Living in shared accommodation and how to get food?

I live in Band C which means that I have to share toilets, showers and a kitchen with my flatmates. If you are self-isolating, you still can use the shared amenity in your flat but make sure to notify your flatmates whenever you are out of your room/using the kitchen. What I did was I pasted a sheet of paper on one of the toilet and shower doors with a label saying COVID to inform my flatmates that I will be using the specific ones during my self-isolation period.

For the next few days, I ordered takeaway and wrote a note on the delivery app to notify the riders that I am covid-19 positive and preferred contactless delivery. Most of the drivers were nice enough to walk up the emergency exit stairs so I did not have to leave my flat.
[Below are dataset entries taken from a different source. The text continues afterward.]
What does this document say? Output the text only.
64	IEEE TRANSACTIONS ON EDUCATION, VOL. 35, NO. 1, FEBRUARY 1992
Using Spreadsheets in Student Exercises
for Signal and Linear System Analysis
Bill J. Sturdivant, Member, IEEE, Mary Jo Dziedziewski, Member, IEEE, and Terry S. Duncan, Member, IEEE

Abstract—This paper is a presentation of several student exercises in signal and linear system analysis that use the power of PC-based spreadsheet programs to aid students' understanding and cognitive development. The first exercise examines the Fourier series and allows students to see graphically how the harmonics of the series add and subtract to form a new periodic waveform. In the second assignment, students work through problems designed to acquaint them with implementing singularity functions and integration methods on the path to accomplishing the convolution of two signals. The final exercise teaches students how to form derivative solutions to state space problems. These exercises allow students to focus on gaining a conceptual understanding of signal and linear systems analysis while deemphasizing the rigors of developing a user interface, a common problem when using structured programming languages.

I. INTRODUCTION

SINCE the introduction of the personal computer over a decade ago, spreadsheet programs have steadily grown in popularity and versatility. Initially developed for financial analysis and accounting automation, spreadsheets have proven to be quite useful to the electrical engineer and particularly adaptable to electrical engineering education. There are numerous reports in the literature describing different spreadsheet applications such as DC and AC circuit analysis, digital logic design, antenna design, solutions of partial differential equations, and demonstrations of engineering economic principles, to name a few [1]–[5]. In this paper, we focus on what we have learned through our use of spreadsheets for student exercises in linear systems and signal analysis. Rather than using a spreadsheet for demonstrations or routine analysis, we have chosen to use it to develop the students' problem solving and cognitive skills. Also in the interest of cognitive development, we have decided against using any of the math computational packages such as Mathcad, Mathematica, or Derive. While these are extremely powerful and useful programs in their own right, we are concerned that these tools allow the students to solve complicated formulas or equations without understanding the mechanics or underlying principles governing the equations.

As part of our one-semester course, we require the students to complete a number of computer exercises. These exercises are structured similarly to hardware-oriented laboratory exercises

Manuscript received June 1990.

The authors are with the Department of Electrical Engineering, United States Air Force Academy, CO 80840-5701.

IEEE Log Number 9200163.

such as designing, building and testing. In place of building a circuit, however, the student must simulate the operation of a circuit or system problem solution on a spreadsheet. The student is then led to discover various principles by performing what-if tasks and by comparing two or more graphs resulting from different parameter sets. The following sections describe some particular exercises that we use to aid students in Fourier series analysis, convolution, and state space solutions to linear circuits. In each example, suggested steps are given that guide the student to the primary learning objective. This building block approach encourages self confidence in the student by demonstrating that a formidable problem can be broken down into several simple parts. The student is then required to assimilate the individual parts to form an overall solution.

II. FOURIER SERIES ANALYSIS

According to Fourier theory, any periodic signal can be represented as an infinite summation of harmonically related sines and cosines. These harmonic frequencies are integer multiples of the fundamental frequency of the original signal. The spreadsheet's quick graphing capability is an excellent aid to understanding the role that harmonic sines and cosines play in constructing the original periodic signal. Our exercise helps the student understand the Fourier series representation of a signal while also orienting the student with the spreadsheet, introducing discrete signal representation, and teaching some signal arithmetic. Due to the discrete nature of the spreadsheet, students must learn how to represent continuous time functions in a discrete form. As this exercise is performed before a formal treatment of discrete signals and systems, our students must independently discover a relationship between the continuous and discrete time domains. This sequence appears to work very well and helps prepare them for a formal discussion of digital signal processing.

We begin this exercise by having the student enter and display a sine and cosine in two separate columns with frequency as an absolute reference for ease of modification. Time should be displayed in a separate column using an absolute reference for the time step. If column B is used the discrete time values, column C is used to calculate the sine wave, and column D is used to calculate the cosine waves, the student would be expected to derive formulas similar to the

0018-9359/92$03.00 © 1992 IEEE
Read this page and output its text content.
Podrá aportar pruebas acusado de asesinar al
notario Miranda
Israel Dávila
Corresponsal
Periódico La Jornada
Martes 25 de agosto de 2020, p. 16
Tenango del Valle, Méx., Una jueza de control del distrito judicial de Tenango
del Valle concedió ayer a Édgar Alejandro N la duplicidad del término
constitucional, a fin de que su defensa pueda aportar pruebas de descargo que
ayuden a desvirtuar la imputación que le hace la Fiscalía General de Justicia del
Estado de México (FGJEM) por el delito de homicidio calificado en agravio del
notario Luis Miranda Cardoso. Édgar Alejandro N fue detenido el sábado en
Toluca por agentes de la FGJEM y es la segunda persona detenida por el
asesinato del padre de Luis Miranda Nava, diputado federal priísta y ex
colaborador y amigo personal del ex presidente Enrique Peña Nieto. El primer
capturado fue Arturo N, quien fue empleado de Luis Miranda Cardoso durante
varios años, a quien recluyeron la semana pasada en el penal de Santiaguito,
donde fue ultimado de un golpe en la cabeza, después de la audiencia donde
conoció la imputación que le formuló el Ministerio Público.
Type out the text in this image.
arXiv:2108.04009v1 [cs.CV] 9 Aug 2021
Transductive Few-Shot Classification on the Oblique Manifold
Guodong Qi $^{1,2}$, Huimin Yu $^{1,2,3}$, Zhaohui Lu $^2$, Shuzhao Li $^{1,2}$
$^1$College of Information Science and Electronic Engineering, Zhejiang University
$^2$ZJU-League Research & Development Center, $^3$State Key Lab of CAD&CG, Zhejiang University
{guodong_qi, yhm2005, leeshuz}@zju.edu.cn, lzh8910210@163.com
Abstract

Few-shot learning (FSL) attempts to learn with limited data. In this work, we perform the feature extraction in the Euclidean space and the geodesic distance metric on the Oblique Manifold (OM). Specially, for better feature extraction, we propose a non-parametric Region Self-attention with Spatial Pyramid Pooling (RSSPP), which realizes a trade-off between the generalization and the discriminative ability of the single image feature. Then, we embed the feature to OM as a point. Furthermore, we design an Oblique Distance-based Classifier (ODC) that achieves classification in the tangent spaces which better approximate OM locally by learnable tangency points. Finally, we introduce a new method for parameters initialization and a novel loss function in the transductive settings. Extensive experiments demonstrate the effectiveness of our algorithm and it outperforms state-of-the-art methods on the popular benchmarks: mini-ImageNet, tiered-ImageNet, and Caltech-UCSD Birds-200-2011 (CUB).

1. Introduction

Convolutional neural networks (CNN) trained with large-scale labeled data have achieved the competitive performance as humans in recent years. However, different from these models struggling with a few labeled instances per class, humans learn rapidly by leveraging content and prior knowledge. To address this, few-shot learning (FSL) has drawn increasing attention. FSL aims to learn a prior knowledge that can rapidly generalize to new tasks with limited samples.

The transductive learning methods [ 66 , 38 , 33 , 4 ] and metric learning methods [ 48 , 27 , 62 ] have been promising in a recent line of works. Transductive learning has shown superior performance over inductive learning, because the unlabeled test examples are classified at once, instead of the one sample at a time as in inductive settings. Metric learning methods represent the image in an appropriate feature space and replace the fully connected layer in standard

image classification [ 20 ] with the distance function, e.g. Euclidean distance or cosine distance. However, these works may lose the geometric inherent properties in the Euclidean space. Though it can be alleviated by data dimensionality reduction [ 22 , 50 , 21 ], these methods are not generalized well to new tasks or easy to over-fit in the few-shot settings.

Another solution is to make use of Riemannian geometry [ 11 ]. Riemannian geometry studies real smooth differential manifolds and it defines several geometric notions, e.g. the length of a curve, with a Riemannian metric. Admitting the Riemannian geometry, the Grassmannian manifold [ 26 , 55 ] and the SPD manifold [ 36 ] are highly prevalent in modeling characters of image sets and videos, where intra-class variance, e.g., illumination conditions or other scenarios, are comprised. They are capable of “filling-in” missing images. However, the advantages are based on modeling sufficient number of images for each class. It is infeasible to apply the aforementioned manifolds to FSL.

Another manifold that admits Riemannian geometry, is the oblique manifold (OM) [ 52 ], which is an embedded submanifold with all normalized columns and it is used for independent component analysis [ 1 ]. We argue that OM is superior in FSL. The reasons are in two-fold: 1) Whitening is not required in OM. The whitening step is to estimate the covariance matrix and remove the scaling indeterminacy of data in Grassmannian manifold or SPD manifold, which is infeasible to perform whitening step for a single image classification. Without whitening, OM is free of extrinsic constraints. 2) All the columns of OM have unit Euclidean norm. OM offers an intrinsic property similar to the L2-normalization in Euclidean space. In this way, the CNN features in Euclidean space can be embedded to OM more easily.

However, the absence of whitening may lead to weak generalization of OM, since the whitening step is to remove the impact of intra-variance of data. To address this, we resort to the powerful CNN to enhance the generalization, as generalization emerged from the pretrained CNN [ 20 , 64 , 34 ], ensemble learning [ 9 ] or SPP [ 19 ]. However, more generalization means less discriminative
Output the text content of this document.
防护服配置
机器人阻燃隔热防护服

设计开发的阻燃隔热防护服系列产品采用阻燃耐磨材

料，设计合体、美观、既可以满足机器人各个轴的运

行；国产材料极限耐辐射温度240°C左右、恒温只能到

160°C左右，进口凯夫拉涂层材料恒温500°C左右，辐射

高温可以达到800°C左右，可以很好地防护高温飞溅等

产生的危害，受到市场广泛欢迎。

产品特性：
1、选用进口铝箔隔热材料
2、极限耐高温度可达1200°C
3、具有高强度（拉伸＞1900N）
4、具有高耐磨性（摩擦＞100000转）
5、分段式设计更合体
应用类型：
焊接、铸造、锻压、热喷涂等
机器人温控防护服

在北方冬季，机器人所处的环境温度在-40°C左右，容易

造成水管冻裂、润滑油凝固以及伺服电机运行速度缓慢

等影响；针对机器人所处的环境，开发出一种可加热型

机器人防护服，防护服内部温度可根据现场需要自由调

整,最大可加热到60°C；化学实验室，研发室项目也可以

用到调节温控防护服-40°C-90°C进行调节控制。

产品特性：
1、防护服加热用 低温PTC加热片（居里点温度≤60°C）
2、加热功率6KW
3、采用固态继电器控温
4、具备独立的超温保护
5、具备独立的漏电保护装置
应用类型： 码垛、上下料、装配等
Support provided by University during self-isolation period

Every other day, the rapid response team would give me a call to check on how I feel on that day, they also asked if there is anything I needed. They \ provided a self-isolation kit consisting of wet wipes, hand soap, sanitiser, garbage bag and tissues. It was something really thoughtful of the university, overall I am very satisfied with the COVID-19 related services provided by the University of Surrey.

Fast forward 10 days later, it is the second day in a row I tested negative. I was able to finally go grocery shopping and do my laundry. I finally used the kitchen and one of my flatmates was nice enough to offer me dumplings for dinner which was really nice to finally able to socialise with people and not stuck in my room. I will finally be able to attend in-person lectures after missing out for more than a week.

If you have tested positive for COVID-19, even though it is not legally required to self-isolate. It is important we do our part to stop the spread and self-isolate. The university provides a lot of support to students, make sure to seek help if needed. The university also provides free test kits (this can differ as the UK government might stop supplying free LFTs to universities) that you can collect at various collection points. Make sure to register for a GP to ensure you have access to healthcare in case of any emergency.